The first meeting of the Felicity Party group was held on 12 July 2023. The meeting was broadcast live by four TV channels.

The first research motion of the Felicity Party group was about finding another solution to the current economic deterioration instead of the hikes and tax increases made by the Presidential decision after the 2023 elections. The motion was submitted to the parliament by Bülent Kaya, deputy group chairman.

The Parliament went on recess on 16 July until 1 October after the economic regulations were made. The opposition, which found the salary increases inadequate despite the increase in the cost of living in the country, opposed the recess of the parliament while economic problems continued. The Felicity Party group, together with other opposition parties, called on the Parliament to convene extraordinarily on 25 July 2023 in order to "find a solution to the problems caused by the increase in VAT and SCT rates and the price increase in basic necessities". During the roll call on the day of the meeting, AK Party and MHP MPs first did not enter the hall and waited at the door, but after the quorum for the extraordinary meeting was reached, they entered the parliament and participated in the roll call. Taxes and price increases in basic necessities were discussed in the general assembly. The government's justification of the earthquake for the increases was criticised. The opposition said that the necessary additional budget could have been taken immediately after the earthquake and that the earthquake was an excuse. At the end of the meeting, the proposal "to hold a general discussion to find solutions to the problems caused by the increase in VAT and SCT rates and the price increase on basic needs" was rejected with the votes of AK Party and MHP. Parliament was recessed until October. While 109 deputies did not attend the meeting, the Felicity Party group was present at the meeting.
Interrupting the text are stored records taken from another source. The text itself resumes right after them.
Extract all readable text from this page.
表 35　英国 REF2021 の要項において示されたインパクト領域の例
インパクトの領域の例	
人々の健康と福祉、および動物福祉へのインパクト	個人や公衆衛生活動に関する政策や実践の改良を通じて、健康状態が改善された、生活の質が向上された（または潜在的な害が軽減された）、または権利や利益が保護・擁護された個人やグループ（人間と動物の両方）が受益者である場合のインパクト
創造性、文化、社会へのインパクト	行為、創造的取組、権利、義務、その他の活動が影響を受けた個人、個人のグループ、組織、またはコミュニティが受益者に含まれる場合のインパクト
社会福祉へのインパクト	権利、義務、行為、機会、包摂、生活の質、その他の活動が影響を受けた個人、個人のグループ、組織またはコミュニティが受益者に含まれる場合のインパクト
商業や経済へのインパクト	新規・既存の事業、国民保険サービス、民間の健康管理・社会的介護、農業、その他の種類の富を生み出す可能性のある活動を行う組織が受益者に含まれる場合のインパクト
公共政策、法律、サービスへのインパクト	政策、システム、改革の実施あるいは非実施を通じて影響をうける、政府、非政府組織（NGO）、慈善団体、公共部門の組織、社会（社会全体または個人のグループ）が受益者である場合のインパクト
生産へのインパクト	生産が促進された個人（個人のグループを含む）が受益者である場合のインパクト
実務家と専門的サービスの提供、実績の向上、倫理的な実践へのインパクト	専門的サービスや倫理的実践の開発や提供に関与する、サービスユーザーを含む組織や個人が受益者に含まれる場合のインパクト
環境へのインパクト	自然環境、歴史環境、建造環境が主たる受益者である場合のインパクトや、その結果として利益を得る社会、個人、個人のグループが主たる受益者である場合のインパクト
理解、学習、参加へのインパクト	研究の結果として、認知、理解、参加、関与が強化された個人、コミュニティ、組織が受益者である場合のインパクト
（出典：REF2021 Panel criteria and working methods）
At the initiative of the Felicity Party group and other opposition parties, the Turkish Grand National Assembly convened for the second time for an extraordinary meeting to open a general discussion on the felling of trees in Akbelen Forest for mineral exploration. AK Party and MHP MPs joined the parliament this time after a quorum was established. The motion to resume the work of the Grand National Assembly of Turkey was again rejected by the AK Party and MHP MPs. While 75 deputies, including 37 from the opposition, did not attend the meeting, the Felicity Party group was present in the parliament.